In difficult economic times, Lean thinking strikes a chord for manufacturers as it promises to reduce costs, improve quality and transform the bottom line by eliminating waste in every area of the value stream, including factory management and supplier networks. Its goal is to eliminate non-value added processing from the customers’ perspective, enabling less inventory, less space, less resource, less time and less cost to produce more – and all highly responsive to customer demand.
Lean manufacturing is about the obsessive elimination of waste – waste being defined by lean practitioners as what customers would perceive as processes and actions that don’t add ‘value’, and for which they don’t want to pay. Given the current difficult conditions for much of manufacturing in the developed world, lean is also commonly associated with getting more from less. But for the tightest definition, go to the U.S. National Institute of Standards and Technology (NIST) Manufacturing Extension Partnership (MEP), which describes lean as “A systematic approach to identifying and eliminating waste through continuous improvement, flowing the product at the pull of the customer in pursuit of perfection.”
Succinct, yes, but useful too because implicit in that sentence is a clear warning for Lean manufacturing wannabes to avoid cherry picking lean initiatives and methodologies – such as simply setting up kanban replenishment, focusing on reducing set-up times, or doing the workplace 5Ss (sort, set in order, shine, standardize and sustain) somewhere in production or a warehouse.
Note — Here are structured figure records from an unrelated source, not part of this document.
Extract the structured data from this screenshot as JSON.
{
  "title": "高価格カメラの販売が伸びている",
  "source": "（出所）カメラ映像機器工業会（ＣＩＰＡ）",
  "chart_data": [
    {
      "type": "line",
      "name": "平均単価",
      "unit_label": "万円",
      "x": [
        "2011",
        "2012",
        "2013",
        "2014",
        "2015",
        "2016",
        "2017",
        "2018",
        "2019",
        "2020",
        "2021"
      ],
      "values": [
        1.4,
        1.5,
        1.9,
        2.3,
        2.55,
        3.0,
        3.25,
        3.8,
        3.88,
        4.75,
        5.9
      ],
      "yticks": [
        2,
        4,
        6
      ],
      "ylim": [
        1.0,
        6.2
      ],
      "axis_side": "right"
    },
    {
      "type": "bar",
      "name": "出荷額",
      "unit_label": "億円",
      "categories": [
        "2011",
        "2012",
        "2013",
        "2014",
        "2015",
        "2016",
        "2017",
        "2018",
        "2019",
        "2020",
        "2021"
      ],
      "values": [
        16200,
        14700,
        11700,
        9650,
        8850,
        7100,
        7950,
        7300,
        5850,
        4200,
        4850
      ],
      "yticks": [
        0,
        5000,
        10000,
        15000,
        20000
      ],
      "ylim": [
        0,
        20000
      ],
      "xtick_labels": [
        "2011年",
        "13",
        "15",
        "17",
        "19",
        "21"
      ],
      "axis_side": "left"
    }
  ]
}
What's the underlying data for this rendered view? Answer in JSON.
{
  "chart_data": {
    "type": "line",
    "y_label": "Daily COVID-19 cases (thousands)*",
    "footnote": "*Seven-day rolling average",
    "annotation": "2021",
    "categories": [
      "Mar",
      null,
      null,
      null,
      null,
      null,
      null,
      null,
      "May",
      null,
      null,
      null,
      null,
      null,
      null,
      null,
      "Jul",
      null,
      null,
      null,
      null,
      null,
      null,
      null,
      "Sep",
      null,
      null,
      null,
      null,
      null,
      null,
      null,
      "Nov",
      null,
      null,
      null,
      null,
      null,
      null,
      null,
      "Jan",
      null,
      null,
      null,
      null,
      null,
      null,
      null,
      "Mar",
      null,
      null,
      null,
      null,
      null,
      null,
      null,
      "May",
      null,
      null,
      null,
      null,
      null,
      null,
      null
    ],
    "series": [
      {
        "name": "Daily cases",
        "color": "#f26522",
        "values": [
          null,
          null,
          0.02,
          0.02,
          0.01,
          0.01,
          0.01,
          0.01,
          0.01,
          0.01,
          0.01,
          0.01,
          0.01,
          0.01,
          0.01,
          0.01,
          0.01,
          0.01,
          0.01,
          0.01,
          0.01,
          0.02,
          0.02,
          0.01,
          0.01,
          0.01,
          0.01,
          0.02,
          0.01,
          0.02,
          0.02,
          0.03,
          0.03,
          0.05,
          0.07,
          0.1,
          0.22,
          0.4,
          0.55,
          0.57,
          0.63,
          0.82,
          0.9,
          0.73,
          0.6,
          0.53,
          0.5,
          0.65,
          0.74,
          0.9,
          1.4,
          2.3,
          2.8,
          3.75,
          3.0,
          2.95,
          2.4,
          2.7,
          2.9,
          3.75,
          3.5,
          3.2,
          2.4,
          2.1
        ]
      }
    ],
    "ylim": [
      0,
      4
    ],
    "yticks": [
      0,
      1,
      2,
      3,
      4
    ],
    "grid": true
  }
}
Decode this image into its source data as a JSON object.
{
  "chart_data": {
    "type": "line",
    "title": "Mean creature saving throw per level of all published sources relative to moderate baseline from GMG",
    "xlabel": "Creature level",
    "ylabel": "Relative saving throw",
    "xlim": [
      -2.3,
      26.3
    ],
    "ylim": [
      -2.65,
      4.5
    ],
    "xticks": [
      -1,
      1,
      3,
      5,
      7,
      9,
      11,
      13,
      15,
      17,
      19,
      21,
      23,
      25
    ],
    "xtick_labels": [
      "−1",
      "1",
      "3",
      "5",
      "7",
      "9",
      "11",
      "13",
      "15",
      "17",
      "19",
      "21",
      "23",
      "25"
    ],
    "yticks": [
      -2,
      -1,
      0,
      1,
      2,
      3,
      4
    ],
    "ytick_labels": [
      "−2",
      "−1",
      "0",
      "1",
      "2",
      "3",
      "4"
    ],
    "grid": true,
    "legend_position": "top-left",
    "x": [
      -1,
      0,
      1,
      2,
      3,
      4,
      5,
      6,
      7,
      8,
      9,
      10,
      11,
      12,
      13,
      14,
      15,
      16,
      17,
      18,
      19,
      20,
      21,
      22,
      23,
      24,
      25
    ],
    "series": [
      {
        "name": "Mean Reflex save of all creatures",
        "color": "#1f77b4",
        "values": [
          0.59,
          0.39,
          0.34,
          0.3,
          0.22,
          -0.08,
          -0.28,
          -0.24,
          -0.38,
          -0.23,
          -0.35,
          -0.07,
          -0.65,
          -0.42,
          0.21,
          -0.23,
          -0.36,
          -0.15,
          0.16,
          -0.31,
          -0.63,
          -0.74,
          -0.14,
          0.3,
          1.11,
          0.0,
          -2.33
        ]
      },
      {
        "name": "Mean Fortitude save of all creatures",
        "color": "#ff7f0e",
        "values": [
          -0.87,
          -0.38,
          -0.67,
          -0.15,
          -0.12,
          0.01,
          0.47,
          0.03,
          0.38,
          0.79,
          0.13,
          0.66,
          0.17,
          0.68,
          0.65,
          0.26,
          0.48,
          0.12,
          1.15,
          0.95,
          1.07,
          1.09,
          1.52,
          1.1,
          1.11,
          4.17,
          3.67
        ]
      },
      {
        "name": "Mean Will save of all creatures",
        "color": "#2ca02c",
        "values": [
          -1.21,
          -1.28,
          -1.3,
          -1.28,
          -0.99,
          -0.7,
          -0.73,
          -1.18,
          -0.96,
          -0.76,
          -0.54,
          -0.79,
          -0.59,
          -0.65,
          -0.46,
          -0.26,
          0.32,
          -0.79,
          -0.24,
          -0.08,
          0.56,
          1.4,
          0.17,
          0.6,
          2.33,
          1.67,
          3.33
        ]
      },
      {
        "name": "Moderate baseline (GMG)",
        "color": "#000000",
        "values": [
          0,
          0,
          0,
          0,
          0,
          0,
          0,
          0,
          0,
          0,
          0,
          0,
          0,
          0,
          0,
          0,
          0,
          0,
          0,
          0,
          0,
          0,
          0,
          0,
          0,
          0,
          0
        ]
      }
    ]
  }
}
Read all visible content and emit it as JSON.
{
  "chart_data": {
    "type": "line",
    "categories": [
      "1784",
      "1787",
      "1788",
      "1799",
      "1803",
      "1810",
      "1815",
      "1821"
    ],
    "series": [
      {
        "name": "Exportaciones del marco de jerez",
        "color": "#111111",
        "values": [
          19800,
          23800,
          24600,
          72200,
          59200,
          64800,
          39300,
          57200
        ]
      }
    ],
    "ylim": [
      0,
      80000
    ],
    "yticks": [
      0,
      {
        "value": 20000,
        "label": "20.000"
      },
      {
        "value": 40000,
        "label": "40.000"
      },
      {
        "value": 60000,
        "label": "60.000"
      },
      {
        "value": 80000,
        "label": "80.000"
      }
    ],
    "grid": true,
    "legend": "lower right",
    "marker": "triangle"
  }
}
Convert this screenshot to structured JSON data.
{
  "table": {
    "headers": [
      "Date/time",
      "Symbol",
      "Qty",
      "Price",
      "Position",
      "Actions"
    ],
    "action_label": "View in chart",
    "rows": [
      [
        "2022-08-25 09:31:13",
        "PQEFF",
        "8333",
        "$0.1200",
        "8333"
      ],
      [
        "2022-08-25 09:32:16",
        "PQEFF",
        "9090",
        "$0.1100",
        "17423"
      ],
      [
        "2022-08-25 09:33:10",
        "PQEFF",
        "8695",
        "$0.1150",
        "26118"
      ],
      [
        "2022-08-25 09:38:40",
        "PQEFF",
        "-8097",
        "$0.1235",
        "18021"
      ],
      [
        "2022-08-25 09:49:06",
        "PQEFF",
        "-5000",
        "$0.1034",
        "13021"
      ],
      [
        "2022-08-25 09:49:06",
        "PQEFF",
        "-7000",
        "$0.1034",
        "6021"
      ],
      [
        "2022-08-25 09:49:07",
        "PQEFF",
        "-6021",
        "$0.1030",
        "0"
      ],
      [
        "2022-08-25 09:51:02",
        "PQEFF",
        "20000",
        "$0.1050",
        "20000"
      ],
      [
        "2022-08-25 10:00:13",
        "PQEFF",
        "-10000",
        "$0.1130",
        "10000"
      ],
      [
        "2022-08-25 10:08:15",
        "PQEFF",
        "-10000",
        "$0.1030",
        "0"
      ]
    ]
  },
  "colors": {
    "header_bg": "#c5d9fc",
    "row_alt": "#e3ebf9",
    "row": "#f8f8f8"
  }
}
Instead, this definition of lean manufacturing leads instantly to the strategic, top down view, as enshrined in lean’s five governing principles.
First, deliver value with, as above, the customer at front of mind. Second, identify the value stream (by value stream mapping all the stages of production, warehousing and ultimately the entire business). Third, make the value flow, with a goal (mostly unreachable) of single piece flow, by moving from the current state to a chosen future state – and remembering, crucially, that information also needs to flow. Fourth, make-to-order, meaning only make or do anything when you need to – using, for example, JIT (just in time) principles. And fifth, strive for (almost unattainable) perfection, using the methodologies and tools for both continuous and blitz (kaizen) improvements. Underpinning all of that thinking is removal of the seven prevalent wastes of lean manufacturing – those aspects that, again, fail to add value.